Он прохрипел, глядя мне в лицо с надеждой:
— Корабли!.. Много кораблей…
— Пираты? — спросил я быстро. — Как много?
— Не счесть, — ответил он сорванным голосом. — Все море в кораблях. А еще идут и идут…
За моей спиной уже разгорается встревоженный говор, мелькнуло лицо барона Альбрехта, сэр Жерар размахивает руками, распределяя, кому куда бежать и что делать.
Я повернулся к лордам.
— Пир закончим позже, а сейчас нас ждет иной пир и другое вино, горячее и тоже красное… Все на коней! К Тараскону! Взять всех, кто может держать в руках оружие.

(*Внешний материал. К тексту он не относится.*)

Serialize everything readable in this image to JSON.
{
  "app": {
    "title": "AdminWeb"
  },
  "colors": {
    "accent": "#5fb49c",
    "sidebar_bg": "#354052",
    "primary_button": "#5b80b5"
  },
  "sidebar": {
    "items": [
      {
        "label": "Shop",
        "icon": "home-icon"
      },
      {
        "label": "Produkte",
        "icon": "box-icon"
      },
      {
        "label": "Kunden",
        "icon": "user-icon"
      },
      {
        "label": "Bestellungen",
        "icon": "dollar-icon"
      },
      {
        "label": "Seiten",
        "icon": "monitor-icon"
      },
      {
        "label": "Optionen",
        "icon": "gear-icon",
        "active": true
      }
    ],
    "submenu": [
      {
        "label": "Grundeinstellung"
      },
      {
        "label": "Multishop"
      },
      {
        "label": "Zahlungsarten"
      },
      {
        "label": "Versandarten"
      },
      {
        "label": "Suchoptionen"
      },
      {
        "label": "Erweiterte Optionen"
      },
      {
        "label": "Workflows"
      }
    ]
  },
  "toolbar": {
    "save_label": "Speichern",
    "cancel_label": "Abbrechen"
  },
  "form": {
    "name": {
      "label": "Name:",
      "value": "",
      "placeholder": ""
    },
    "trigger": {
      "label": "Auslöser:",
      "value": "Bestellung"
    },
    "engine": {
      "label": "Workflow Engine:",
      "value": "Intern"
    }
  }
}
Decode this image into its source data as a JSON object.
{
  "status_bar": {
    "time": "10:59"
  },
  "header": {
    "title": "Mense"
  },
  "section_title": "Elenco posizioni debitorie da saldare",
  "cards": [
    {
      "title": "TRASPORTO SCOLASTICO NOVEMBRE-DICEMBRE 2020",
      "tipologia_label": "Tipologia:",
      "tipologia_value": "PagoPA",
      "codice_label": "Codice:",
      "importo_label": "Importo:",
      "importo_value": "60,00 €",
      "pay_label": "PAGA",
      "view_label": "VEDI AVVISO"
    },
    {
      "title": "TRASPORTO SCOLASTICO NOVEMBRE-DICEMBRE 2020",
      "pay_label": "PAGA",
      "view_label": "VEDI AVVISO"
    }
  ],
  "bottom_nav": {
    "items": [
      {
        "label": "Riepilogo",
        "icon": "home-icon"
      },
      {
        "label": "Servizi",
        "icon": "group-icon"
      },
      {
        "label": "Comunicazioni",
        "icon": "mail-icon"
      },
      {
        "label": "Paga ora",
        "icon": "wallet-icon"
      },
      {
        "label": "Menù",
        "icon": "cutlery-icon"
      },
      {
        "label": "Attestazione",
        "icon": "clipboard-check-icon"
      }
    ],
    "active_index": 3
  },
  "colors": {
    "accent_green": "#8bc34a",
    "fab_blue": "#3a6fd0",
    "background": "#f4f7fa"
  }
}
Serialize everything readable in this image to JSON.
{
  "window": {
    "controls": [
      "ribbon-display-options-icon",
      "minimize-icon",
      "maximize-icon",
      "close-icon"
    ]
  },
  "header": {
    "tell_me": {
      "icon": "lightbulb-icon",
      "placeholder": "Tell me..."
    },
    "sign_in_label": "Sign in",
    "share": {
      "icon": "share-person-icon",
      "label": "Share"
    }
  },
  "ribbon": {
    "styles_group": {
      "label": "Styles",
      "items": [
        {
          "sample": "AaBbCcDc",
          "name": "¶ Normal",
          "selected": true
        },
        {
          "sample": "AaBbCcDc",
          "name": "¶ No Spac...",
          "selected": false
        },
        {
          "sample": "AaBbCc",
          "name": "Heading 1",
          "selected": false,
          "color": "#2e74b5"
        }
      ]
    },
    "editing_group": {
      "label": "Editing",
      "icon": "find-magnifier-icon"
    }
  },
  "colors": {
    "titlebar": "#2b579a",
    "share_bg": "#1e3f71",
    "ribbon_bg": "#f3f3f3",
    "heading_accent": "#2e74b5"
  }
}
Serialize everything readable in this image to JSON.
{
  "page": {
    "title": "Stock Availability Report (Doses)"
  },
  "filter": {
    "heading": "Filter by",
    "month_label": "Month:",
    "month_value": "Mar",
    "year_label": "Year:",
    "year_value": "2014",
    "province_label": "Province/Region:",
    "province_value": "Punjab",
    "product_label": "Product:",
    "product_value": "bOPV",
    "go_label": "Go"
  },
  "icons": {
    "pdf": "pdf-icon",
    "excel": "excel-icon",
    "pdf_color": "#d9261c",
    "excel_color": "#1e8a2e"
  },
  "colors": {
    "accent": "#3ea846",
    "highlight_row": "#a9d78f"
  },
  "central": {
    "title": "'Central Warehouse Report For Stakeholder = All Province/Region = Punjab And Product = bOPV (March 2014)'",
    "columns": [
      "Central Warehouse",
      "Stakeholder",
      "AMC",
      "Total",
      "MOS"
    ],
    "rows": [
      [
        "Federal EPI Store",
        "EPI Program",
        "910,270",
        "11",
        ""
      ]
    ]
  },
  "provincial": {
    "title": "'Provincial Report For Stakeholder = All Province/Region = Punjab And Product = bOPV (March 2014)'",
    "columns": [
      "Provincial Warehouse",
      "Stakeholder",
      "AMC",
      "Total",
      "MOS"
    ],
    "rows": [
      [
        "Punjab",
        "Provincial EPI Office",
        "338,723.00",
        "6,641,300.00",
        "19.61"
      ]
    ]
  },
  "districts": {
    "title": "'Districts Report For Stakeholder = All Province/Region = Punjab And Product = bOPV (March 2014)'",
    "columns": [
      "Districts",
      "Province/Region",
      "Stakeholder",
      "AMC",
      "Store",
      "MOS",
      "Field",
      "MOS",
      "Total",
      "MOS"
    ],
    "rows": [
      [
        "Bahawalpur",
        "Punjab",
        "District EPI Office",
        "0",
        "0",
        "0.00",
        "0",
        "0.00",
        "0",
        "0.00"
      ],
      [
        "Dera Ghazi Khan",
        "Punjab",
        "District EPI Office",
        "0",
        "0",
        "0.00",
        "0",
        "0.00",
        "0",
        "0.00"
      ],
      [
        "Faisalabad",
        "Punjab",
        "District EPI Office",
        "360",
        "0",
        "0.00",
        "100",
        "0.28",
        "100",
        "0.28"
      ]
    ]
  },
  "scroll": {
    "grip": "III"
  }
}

С шумом, топотом, сдержанной руганью военачальники и сановники выбежали во двор, оставив в зале растерянных женщин. Мне подвели Зайчика, я с седла огляделся, за мной готовы мчаться спасать Тараскон даже те сановники, которые и в седло уже не поднимаются, а только в повозках, что значит, вино у нас крепкое, прибавляет храбрости и безрассудства.
— Догоняйте, — крикнул я и, повернув коня, пустил его вскачь в сторону ворот королевского сада.
До Тараскона я ринулся не по прямой, а сперва по широкой дуге приблизился к местам, откуда можно видеть море, и сердце уже не дрогнуло, а оборвалось в ужасе.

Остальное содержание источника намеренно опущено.